Ahkaha adlı kitabıyla ses getiren Kübra Aktaş Anı Mafyası adlı yeni kitabıyla okurun karşısında. Yazar 'Geldik yeniden; ben ve anılarım. Kahkahalarım, acılarım, korkularım. Yanlışlarım, doğrularım. Anlamadıklarım, anlamlandıramadıklarım; anlayıp, kavrayamadıklarım. Sorularım, cevaplarım. Yaşadıklarım, yaşayamadıklarım. En çok da kavgalarım! Hepsini paylaşıma açtım. Bu kez sözü ANI MAFYASI'na bıraktım! Ben yaşadım ama anlatılan sizin hikâyenizdir. Ben yazdım ama yaşanılan sizin geçmişinizdir…' diyor.
Biraz mizah, biraz dram… Ama çokça siz!
Karadeniz'in dağlarında başlayan bir hikâye bu… Hepsi yaşanmış olaylardan derlenmiş. Çokça güleceğiniz, belki biraz üzüleceğiniz ama yine çokça kendinizi bulabileceğiniz bir hayatla tanışıyorsunuz Anı Mafyası'nda. Kısa kesitler halinde ve okuyucuyu sıkmadan, samimi bir dille kaleme alınmış anılar; size, kelimelerin dansını da izletiyor okurken. Bir anıdan diğerine geçerken, bir duygudan diğerine yol alıyorsunuz. Gülerken hüzünleniyor, hüzünlenirken kahkaha atabiliyorsunuz. Yazar, 'Bu kitapta anlatılan her şey hayâl ölümüdür!' diyor. Çocukluğun sorgulamasıyla, yetişkinliğin tanıklığı arasında geçiyor diyaloglar. Anılarla birlikte düşünceler de büyüyor. Sorgulamalar bir sonuca ulaşıyor. Hikâyeler 'Ah!'ların birikip kahkahaya dönüşmesini anlatıyor.

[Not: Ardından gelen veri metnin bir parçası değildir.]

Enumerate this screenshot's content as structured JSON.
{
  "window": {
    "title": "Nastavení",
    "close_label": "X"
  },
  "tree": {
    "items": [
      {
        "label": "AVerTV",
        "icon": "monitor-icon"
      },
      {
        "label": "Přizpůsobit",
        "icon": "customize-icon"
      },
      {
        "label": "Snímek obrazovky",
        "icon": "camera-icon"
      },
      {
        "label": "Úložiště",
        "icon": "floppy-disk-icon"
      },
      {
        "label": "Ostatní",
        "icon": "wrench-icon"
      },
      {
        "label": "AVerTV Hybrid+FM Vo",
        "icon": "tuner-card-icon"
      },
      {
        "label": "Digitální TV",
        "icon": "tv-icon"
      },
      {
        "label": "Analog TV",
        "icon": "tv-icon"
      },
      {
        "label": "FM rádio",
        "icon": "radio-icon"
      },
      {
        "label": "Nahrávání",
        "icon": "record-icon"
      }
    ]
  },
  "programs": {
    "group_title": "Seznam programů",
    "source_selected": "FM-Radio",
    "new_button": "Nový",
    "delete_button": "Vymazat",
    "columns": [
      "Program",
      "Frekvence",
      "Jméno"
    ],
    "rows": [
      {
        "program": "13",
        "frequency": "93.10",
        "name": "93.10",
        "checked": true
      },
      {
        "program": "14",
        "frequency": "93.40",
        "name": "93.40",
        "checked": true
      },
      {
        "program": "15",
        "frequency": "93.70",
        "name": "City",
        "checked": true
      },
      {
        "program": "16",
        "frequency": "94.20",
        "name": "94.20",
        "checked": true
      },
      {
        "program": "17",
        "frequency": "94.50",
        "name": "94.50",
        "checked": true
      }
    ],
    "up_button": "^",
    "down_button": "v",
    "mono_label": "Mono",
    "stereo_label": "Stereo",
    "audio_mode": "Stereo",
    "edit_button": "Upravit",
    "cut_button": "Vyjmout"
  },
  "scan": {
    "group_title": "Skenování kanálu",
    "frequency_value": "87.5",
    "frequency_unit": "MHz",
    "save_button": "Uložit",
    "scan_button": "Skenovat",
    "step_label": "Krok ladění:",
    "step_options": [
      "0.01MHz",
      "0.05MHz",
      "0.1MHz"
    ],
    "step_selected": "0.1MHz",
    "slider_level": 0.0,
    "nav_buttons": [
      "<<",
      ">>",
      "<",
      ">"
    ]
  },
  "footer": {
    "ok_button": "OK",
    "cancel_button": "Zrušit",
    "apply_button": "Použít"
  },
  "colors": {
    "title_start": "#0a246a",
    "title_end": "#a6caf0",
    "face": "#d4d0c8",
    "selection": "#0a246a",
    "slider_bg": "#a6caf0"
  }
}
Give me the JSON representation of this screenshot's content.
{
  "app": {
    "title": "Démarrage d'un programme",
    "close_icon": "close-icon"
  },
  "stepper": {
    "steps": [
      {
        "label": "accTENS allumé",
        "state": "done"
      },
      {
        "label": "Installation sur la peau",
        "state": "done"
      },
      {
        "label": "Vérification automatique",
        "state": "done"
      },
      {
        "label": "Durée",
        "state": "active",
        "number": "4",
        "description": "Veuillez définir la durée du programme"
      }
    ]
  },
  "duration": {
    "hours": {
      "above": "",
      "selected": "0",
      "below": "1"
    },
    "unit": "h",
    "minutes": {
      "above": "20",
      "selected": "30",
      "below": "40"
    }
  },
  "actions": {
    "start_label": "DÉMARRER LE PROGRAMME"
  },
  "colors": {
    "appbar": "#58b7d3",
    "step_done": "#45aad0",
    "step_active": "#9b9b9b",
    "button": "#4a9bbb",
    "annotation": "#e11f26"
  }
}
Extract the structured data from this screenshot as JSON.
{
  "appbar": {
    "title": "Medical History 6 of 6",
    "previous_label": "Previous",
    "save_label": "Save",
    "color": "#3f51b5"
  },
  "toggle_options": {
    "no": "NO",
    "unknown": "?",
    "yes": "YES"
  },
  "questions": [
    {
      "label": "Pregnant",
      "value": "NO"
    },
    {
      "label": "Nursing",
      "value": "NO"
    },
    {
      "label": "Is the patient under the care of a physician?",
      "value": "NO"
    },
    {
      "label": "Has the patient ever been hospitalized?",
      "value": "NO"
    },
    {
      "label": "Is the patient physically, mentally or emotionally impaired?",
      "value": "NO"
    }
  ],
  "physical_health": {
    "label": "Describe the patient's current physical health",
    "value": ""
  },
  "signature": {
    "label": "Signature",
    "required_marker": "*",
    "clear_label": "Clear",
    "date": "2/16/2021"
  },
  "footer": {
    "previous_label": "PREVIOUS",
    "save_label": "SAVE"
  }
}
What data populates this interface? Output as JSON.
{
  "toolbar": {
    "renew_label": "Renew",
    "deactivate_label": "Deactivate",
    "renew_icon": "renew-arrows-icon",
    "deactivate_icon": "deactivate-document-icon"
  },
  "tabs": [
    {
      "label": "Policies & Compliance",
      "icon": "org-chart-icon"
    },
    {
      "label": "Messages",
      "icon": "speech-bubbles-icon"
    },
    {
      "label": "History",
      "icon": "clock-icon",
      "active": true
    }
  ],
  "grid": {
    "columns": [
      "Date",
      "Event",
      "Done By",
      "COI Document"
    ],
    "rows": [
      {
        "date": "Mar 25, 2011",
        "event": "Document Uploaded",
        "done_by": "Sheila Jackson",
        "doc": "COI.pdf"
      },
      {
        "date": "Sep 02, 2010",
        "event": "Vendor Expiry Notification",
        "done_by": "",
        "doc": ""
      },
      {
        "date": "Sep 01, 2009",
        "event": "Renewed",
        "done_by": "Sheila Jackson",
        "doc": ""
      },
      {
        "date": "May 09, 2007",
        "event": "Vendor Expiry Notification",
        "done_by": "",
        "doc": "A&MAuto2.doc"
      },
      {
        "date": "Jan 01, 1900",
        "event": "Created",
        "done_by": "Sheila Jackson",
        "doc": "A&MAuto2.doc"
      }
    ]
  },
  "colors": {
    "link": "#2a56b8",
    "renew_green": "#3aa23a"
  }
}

İlk kitabı Ahkaha'da ' Bir kahkahada kaç ah saklıdır?' diye soran yazar, Anı Mafyası'nda ise anıların esiri olunduğundan bahsediyor ve devam niteliğinden olan kitapta şöyle diyor; Hafızayı istimlâk edip parsel parsel ele geçirmiş anı mafyası, tercihi sana bırakmıyor. Unutmaya kıyamadıklarına o hiç acımıyor. Hatırlamak istediklerine ipotek koyuyor, haraç kesiyor. İhale, hatırlamak istemediklerine veriliyor. Etkisini yitirdiğini düşündüğün anıların, sotkaya yatıp, pusu kuruyor; bazen bir söz, bazen bir şarkı, bazen bir kokuya saklanıp karşına çıkıyor. İsimlerin adı kalmıyor. Adlara yeni isimler ekleniyor. Yüzler eriyor. Yeni zamanlı anılar geri çekiliyor, eskiler cepheye sürülüyor. Meydan anı mafyasının elinde! Dağıtım onun elinden yapılıyor…
Kısacası Trabzon'da başlayıp, Konya'da devam eden bir hikâyede aslında sizin duygularınız yaşanıyor!